Photo de Sylvain Duménil
Sylvain Duménil (Crédit : ND)

Créée en 1994, sous le nom de SOFRAD, l’entreprise est au départ spécialisée dans l’importation et la distribution de matériel de secours routier et de lutte anti-incendie.

En 2006, son fondateur, Sylvain Duménil, après le rachat d’un fabricant savoyard de matériel de recherche de victimes, fonde sa propre marque, Scorpe (dont le nom a été choisi en référence à son signe astrologique) au logo vert pomme.

« Aujourd’hui, l’export direct et indirect représente 50% de notre chiffre d’affaires », précise ce dernier. Outre le regroupement de ses activités, l’idée est aussi de créer un véritable village associant des entreprises, un centre d’entrainement international destiné aux secours mais également une partie évènementielle. Tout cela sur un espace de 6 hectares totalement en friche, au beau milieu des prairies ardennaises, à 35 minutes de Reims.

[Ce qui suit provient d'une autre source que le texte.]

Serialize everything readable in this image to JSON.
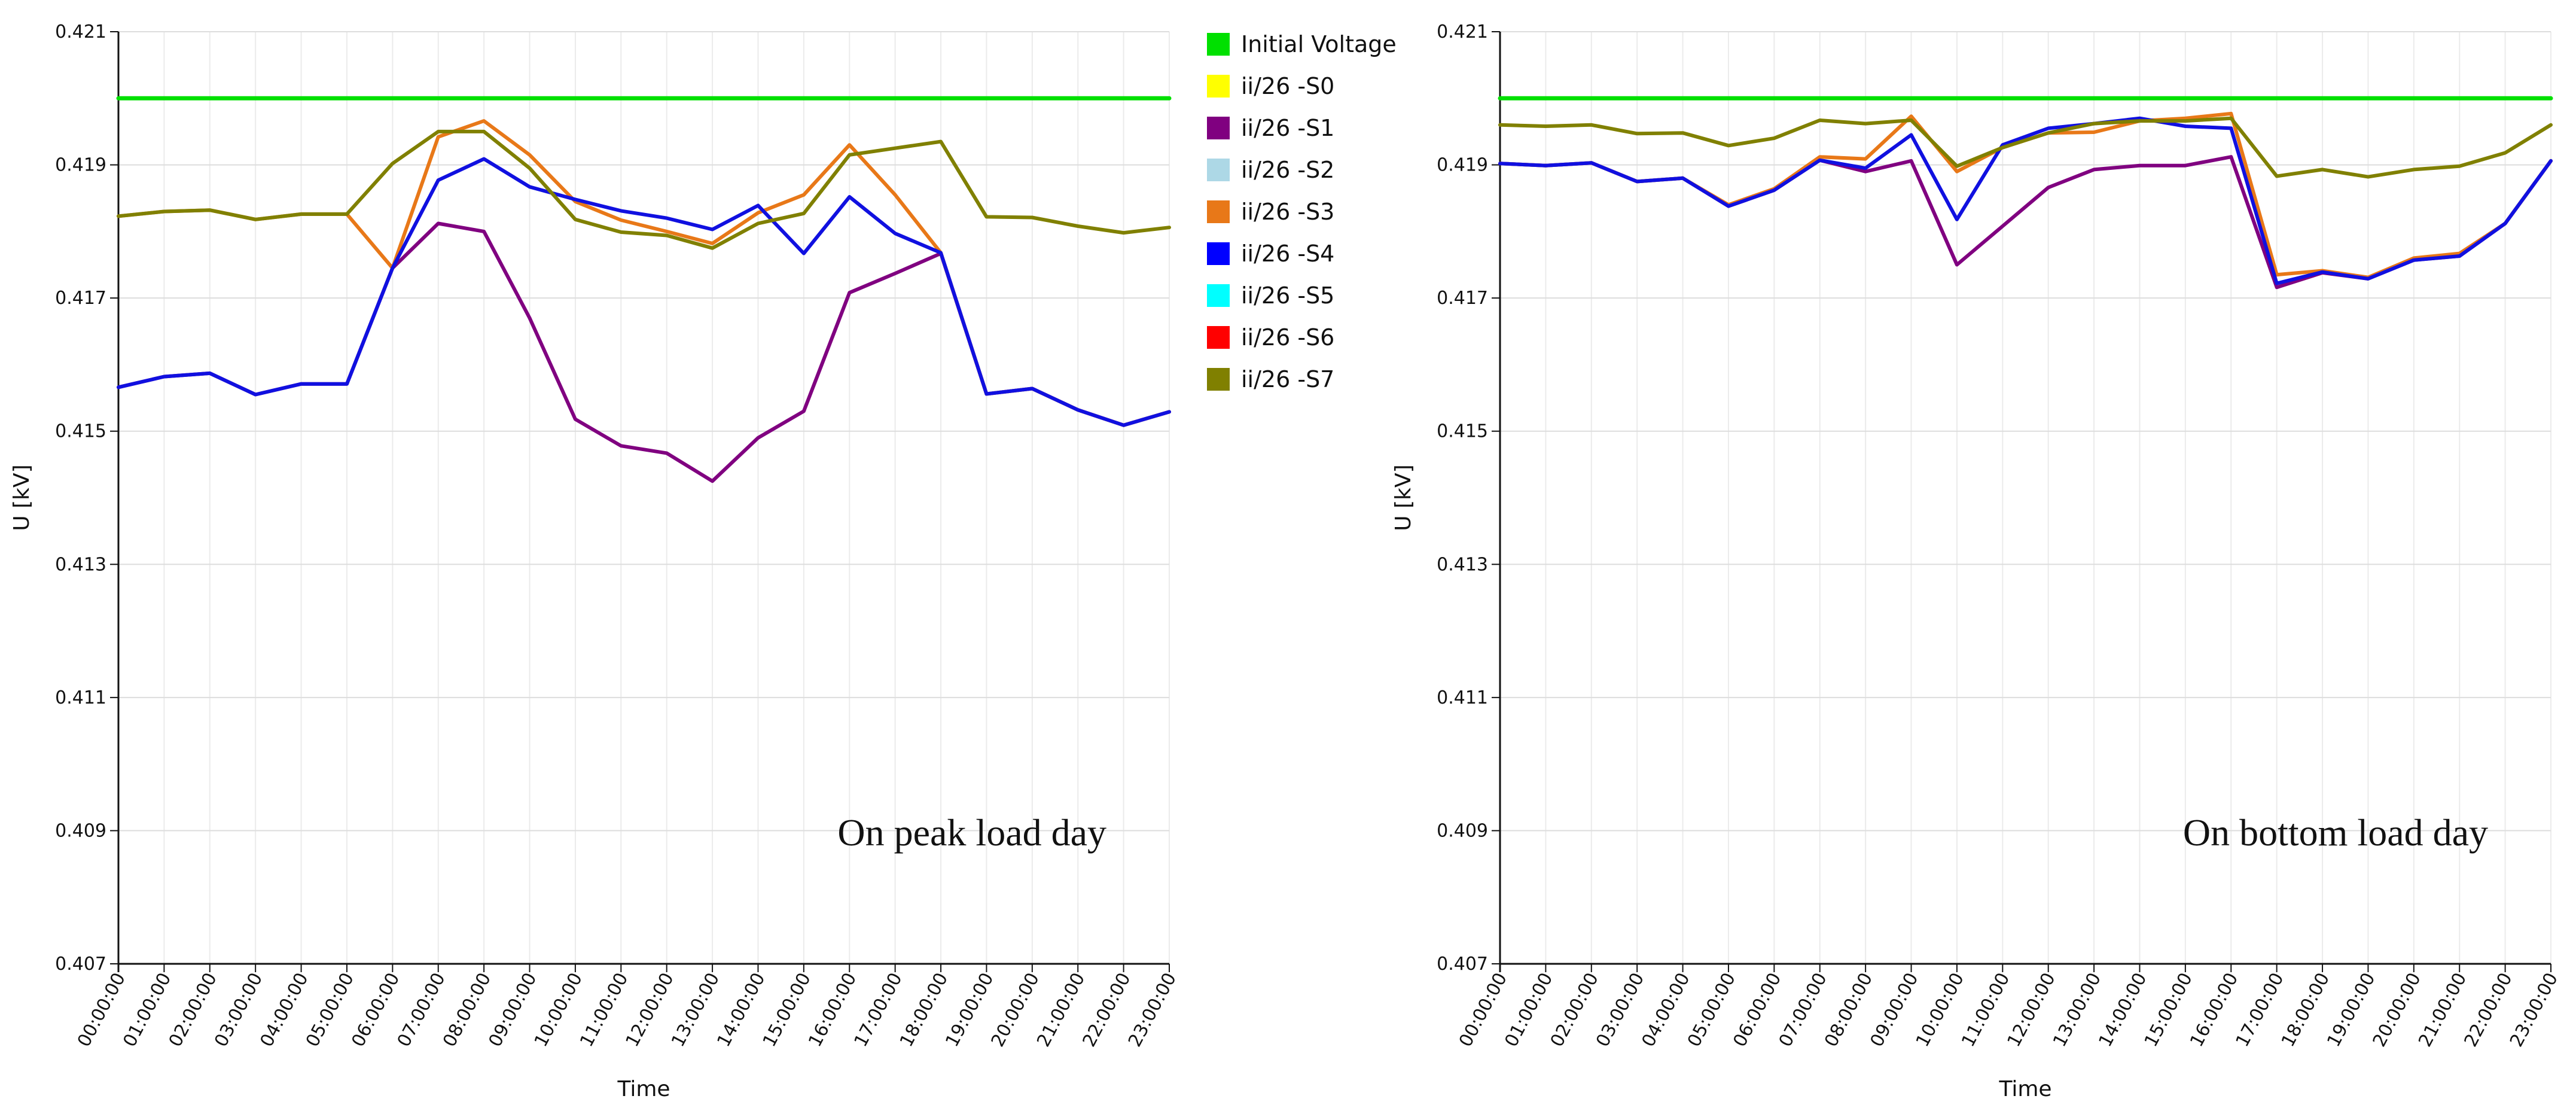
{
  "chart_data": [
    {
      "type": "line",
      "xlabel": "Time",
      "ylabel": "U [kV]",
      "ylim": [
        0.407,
        0.421
      ],
      "yticks": [
        "0.407",
        "0.409",
        "0.411",
        "0.413",
        "0.415",
        "0.417",
        "0.419",
        "0.421"
      ],
      "x": [
        "00:00:00",
        "01:00:00",
        "02:00:00",
        "03:00:00",
        "04:00:00",
        "05:00:00",
        "06:00:00",
        "07:00:00",
        "08:00:00",
        "09:00:00",
        "10:00:00",
        "11:00:00",
        "12:00:00",
        "13:00:00",
        "14:00:00",
        "15:00:00",
        "16:00:00",
        "17:00:00",
        "18:00:00",
        "19:00:00",
        "20:00:00",
        "21:00:00",
        "22:00:00",
        "23:00:00"
      ],
      "annotation": "On peak load day",
      "grid": true,
      "series": [
        {
          "name": "Initial Voltage",
          "color": "#00e000",
          "values": [
            0.42,
            0.42,
            0.42,
            0.42,
            0.42,
            0.42,
            0.42,
            0.42,
            0.42,
            0.42,
            0.42,
            0.42,
            0.42,
            0.42,
            0.42,
            0.42,
            0.42,
            0.42,
            0.42,
            0.42,
            0.42,
            0.42,
            0.42,
            0.42
          ]
        },
        {
          "name": "ii/26  -S1",
          "color": "#800080",
          "values": [
            0.41566,
            0.41582,
            0.41587,
            0.41555,
            0.41571,
            0.41571,
            0.41745,
            0.41812,
            0.418,
            0.4167,
            0.41518,
            0.41478,
            0.41467,
            0.41425,
            0.4149,
            0.4153,
            0.41708,
            0.41737,
            0.41767,
            0.41556,
            0.41564,
            0.41532,
            0.41509,
            0.41529
          ]
        },
        {
          "name": "ii/26  -S3",
          "color": "#e87818",
          "values": [
            0.41823,
            0.4183,
            0.41832,
            0.41818,
            0.41826,
            0.41826,
            0.41745,
            0.41942,
            0.41966,
            0.41915,
            0.41845,
            0.41817,
            0.418,
            0.41782,
            0.41828,
            0.41855,
            0.4193,
            0.41855,
            0.41768,
            0.41556,
            0.41564,
            0.41532,
            0.41509,
            0.41529
          ]
        },
        {
          "name": "ii/26  -S4",
          "color": "#1010e0",
          "values": [
            0.41566,
            0.41582,
            0.41587,
            0.41555,
            0.41571,
            0.41571,
            0.41745,
            0.41877,
            0.41909,
            0.41867,
            0.41848,
            0.41831,
            0.4182,
            0.41803,
            0.41839,
            0.41767,
            0.41852,
            0.41797,
            0.41768,
            0.41556,
            0.41564,
            0.41532,
            0.41509,
            0.41529
          ]
        },
        {
          "name": "ii/26  -S7",
          "color": "#808000",
          "values": [
            0.41823,
            0.4183,
            0.41832,
            0.41818,
            0.41826,
            0.41826,
            0.41902,
            0.4195,
            0.4195,
            0.41895,
            0.41818,
            0.41799,
            0.41794,
            0.41775,
            0.41812,
            0.41827,
            0.41915,
            0.41925,
            0.41935,
            0.41822,
            0.41821,
            0.41808,
            0.41798,
            0.41806
          ]
        }
      ]
    },
    {
      "type": "line",
      "xlabel": "Time",
      "ylabel": "U [kV]",
      "ylim": [
        0.407,
        0.421
      ],
      "yticks": [
        "0.407",
        "0.409",
        "0.411",
        "0.413",
        "0.415",
        "0.417",
        "0.419",
        "0.421"
      ],
      "x": [
        "00:00:00",
        "01:00:00",
        "02:00:00",
        "03:00:00",
        "04:00:00",
        "05:00:00",
        "06:00:00",
        "07:00:00",
        "08:00:00",
        "09:00:00",
        "10:00:00",
        "11:00:00",
        "12:00:00",
        "13:00:00",
        "14:00:00",
        "15:00:00",
        "16:00:00",
        "17:00:00",
        "18:00:00",
        "19:00:00",
        "20:00:00",
        "21:00:00",
        "22:00:00",
        "23:00:00"
      ],
      "annotation": "On bottom load day",
      "grid": true,
      "series": [
        {
          "name": "Initial Voltage",
          "color": "#00e000",
          "values": [
            0.42,
            0.42,
            0.42,
            0.42,
            0.42,
            0.42,
            0.42,
            0.42,
            0.42,
            0.42,
            0.42,
            0.42,
            0.42,
            0.42,
            0.42,
            0.42,
            0.42,
            0.42,
            0.42,
            0.42,
            0.42,
            0.42,
            0.42,
            0.42
          ]
        },
        {
          "name": "ii/26  -S1",
          "color": "#800080",
          "values": [
            0.41902,
            0.41899,
            0.41903,
            0.41875,
            0.4188,
            0.41838,
            0.41862,
            0.41907,
            0.4189,
            0.41906,
            0.4175,
            0.41808,
            0.41866,
            0.41893,
            0.41899,
            0.41899,
            0.41912,
            0.41716,
            0.41738,
            0.41729,
            0.41757,
            0.41763,
            0.41812,
            0.41906
          ]
        },
        {
          "name": "ii/26  -S3",
          "color": "#e87818",
          "values": [
            0.41902,
            0.41899,
            0.41903,
            0.41875,
            0.4188,
            0.4184,
            0.41864,
            0.41912,
            0.41909,
            0.41973,
            0.4189,
            0.41926,
            0.41948,
            0.41949,
            0.41966,
            0.4197,
            0.41977,
            0.41735,
            0.41741,
            0.41731,
            0.4176,
            0.41767,
            0.41812,
            0.41906
          ]
        },
        {
          "name": "ii/26  -S4",
          "color": "#1010e0",
          "values": [
            0.41902,
            0.41899,
            0.41903,
            0.41875,
            0.4188,
            0.41838,
            0.41862,
            0.41907,
            0.41895,
            0.41945,
            0.41818,
            0.4193,
            0.41955,
            0.41962,
            0.4197,
            0.41958,
            0.41955,
            0.41722,
            0.41739,
            0.41729,
            0.41757,
            0.41763,
            0.41812,
            0.41906
          ]
        },
        {
          "name": "ii/26  -S7",
          "color": "#808000",
          "values": [
            0.4196,
            0.41958,
            0.4196,
            0.41947,
            0.41948,
            0.41929,
            0.4194,
            0.41967,
            0.41962,
            0.41967,
            0.41898,
            0.41926,
            0.41948,
            0.41962,
            0.41966,
            0.41966,
            0.4197,
            0.41883,
            0.41893,
            0.41882,
            0.41893,
            0.41898,
            0.41918,
            0.4196
          ]
        }
      ]
    }
  ],
  "legend": {
    "position": "between-charts",
    "entries": [
      {
        "label": "Initial Voltage",
        "color": "#00e000"
      },
      {
        "label": "ii/26  -S0",
        "color": "#ffff00"
      },
      {
        "label": "ii/26  -S1",
        "color": "#800080"
      },
      {
        "label": "ii/26  -S2",
        "color": "#add8e6"
      },
      {
        "label": "ii/26  -S3",
        "color": "#e87818"
      },
      {
        "label": "ii/26  -S4",
        "color": "#0000ff"
      },
      {
        "label": "ii/26  -S5",
        "color": "#00ffff"
      },
      {
        "label": "ii/26  -S6",
        "color": "#ff0000"
      },
      {
        "label": "ii/26  -S7",
        "color": "#808000"
      }
    ]
  }
}
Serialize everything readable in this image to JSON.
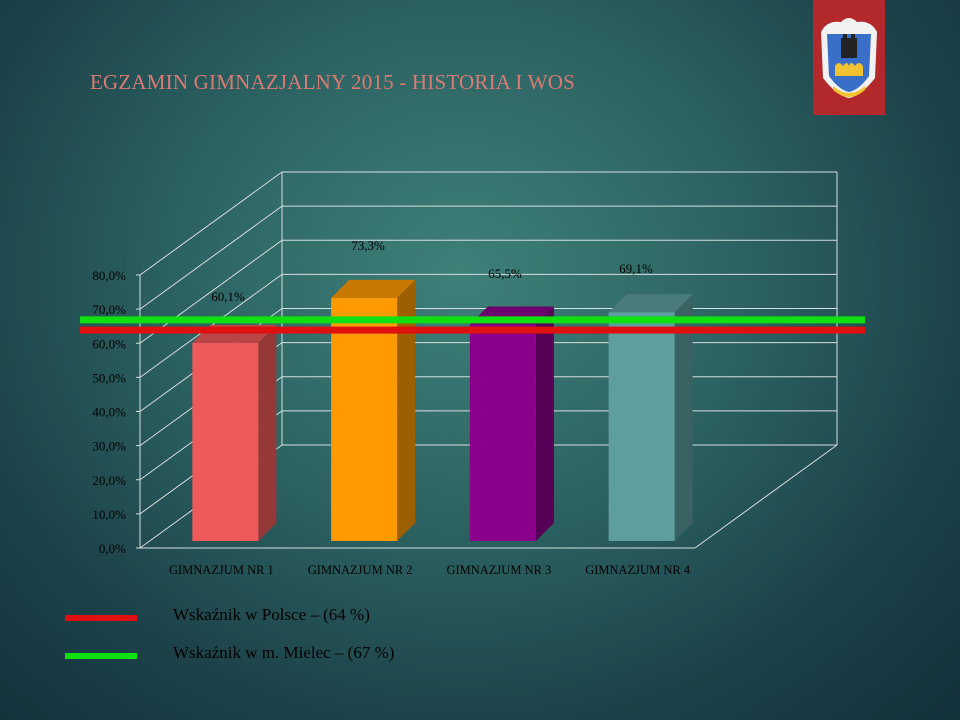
{
  "slide": {
    "title": "EGZAMIN GIMNAZJALNY 2015 - HISTORIA I WOS",
    "logo_icon": "coat-of-arms-icon"
  },
  "chart_data": {
    "type": "bar",
    "title": "",
    "xlabel": "",
    "ylabel": "",
    "categories": [
      "GIMNAZJUM NR 1",
      "GIMNAZJUM NR 2",
      "GIMNAZJUM NR 3",
      "GIMNAZJUM NR 4"
    ],
    "values": [
      60.1,
      73.3,
      65.5,
      69.1
    ],
    "data_labels": [
      "60,1%",
      "73,3%",
      "65,5%",
      "69,1%"
    ],
    "colors": [
      "#ee5a5a",
      "#ff9a00",
      "#8a008a",
      "#5f9e9e"
    ],
    "ylim": [
      0,
      80
    ],
    "yticks": [
      0,
      10,
      20,
      30,
      40,
      50,
      60,
      70,
      80
    ],
    "ytick_labels": [
      "0,0%",
      "10,0%",
      "20,0%",
      "30,0%",
      "40,0%",
      "50,0%",
      "60,0%",
      "70,0%",
      "80,0%"
    ],
    "grid": true,
    "reference_lines": [
      {
        "label": "Wskaźnik w Polsce – (64 %)",
        "value": 64,
        "color": "#e01010"
      },
      {
        "label": "Wskaźnik w m. Mielec – (67 %)",
        "value": 67,
        "color": "#10e010"
      }
    ],
    "legend_position": "bottom-left"
  }
}
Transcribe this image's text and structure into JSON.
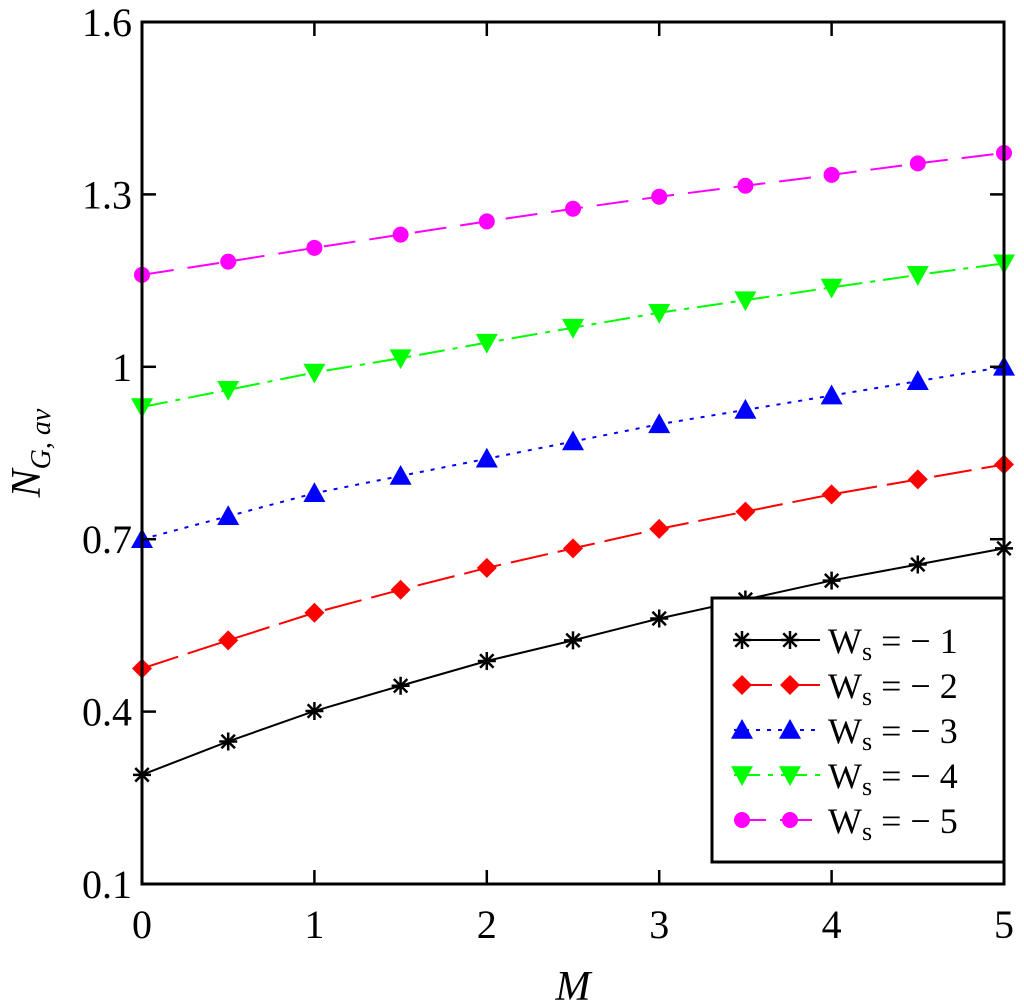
{
  "chart_data": {
    "type": "line",
    "xlabel": "M",
    "ylabel": "N",
    "ylabel_sub": "G, av",
    "xlim": [
      0,
      5
    ],
    "ylim": [
      0.1,
      1.6
    ],
    "xticks": [
      "0",
      "1",
      "2",
      "3",
      "4",
      "5"
    ],
    "yticks": [
      "0.1",
      "0.4",
      "0.7",
      "1",
      "1.3",
      "1.6"
    ],
    "grid": false,
    "legend_position": "bottom-right",
    "x": [
      0,
      0.5,
      1,
      1.5,
      2,
      2.5,
      3,
      3.5,
      4,
      4.5,
      5
    ],
    "series": [
      {
        "name": "W",
        "name_sub": "s",
        "name_rest": " = − 1",
        "color": "#000000",
        "marker": "asterisk",
        "dash": "",
        "values": [
          0.29,
          0.348,
          0.401,
          0.445,
          0.488,
          0.524,
          0.562,
          0.595,
          0.628,
          0.656,
          0.684
        ]
      },
      {
        "name": "W",
        "name_sub": "s",
        "name_rest": " = − 2",
        "color": "#ff0000",
        "marker": "diamond",
        "dash": "38,10",
        "values": [
          0.475,
          0.524,
          0.572,
          0.612,
          0.65,
          0.684,
          0.718,
          0.748,
          0.778,
          0.804,
          0.83
        ]
      },
      {
        "name": "W",
        "name_sub": "s",
        "name_rest": " = − 3",
        "color": "#0000ff",
        "marker": "triangle-up",
        "dash": "4,7",
        "values": [
          0.7,
          0.74,
          0.78,
          0.81,
          0.84,
          0.87,
          0.9,
          0.925,
          0.95,
          0.975,
          1.0
        ]
      },
      {
        "name": "W",
        "name_sub": "s",
        "name_rest": " = − 4",
        "color": "#00ff00",
        "marker": "triangle-down",
        "dash": "26,8,5,8",
        "values": [
          0.93,
          0.96,
          0.99,
          1.015,
          1.042,
          1.068,
          1.094,
          1.116,
          1.138,
          1.16,
          1.18
        ]
      },
      {
        "name": "W",
        "name_sub": "s",
        "name_rest": " = − 5",
        "color": "#ff00ff",
        "marker": "circle",
        "dash": "32,14",
        "values": [
          1.16,
          1.183,
          1.207,
          1.23,
          1.253,
          1.275,
          1.296,
          1.315,
          1.334,
          1.354,
          1.372
        ]
      }
    ]
  }
}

Une utopie devenue réalité

Une ambition qui, si elle n’avait pas connu un franc succès depuis 4 ans, aurait pu paraître totalement utopique. Mais c’était sans compter sur le sens des affaires extrêmement aiguisé de son créateur, Sylvain Duménil.

« Quand je suis entré au capital de la sucrerie avec mon associé David Bodenan, il y avait tout à refaire : les espaces de bureaux, toute la toiture, de nombreuses fenêtres… Pour ces dernières, le devis était de 800 000 euros. Comme elles donnent sur des endroits n’en ayant pas forcément besoin, au lieu de les remplacer, nous avons mis des panneaux d’aggloméré sur lesquels nous avons fixé des publicités de nos partenaires. Non seulement je n’ai rien déboursé mais en plus, je gagne de l’argent », relève-t-il. Un exemple qui illustre parfaitement la vision business du Pdg de Scorpe Technologies.

Et c’est en parcourant le dédale d’espaces différents où il nous emmène tambour battant, dans lequel sont implantées les filiales de Scorpe, que l’on se rend compte de l’envergure du projet, qui répond « à une véritable philosophie ».

« Pour générer de la croissance, il faut fabriquer soi-même. Et pour fabriquer soi-même, il faut un site pour usiner, un bureau d’études pour dessiner et une agence pour communiquer. » Qu’à cela ne tienne, il crée dans la foulée les entreprises correspondantes : Innov’Sainger pour le bureau d’études et Colibry’s pour l’agence de communication.

« On s’est installé avec une quinzaine de collaborateurs. Aujourd’hui, on est 45 », souligne-t-il. Le fonctionnement de l’entreprise a d’ailleurs été évalué par un cabinet d’audit et de conseils en 2018, pour passer d’un mode « en silos », à un « management transversal ». « Je m’appuie sur une très bonne équipe, avec des associés dirigeants », reconnait Sylvain Duménil. Ce qui, compte tenu des nombreuses entités, facilite la conduite des projets.

Ainsi, le « Training Center Sucrerie (TCS) » a vu le jour pour compléter l’offre Scorpe, proposant aux équipes de secours de s’exercer « dans plusieurs zones spécifiques, à travers des scénarios personnalisés afin d’allier théorie et pratique. Chaque plateau est équipé d’une salle de formation dédiée. »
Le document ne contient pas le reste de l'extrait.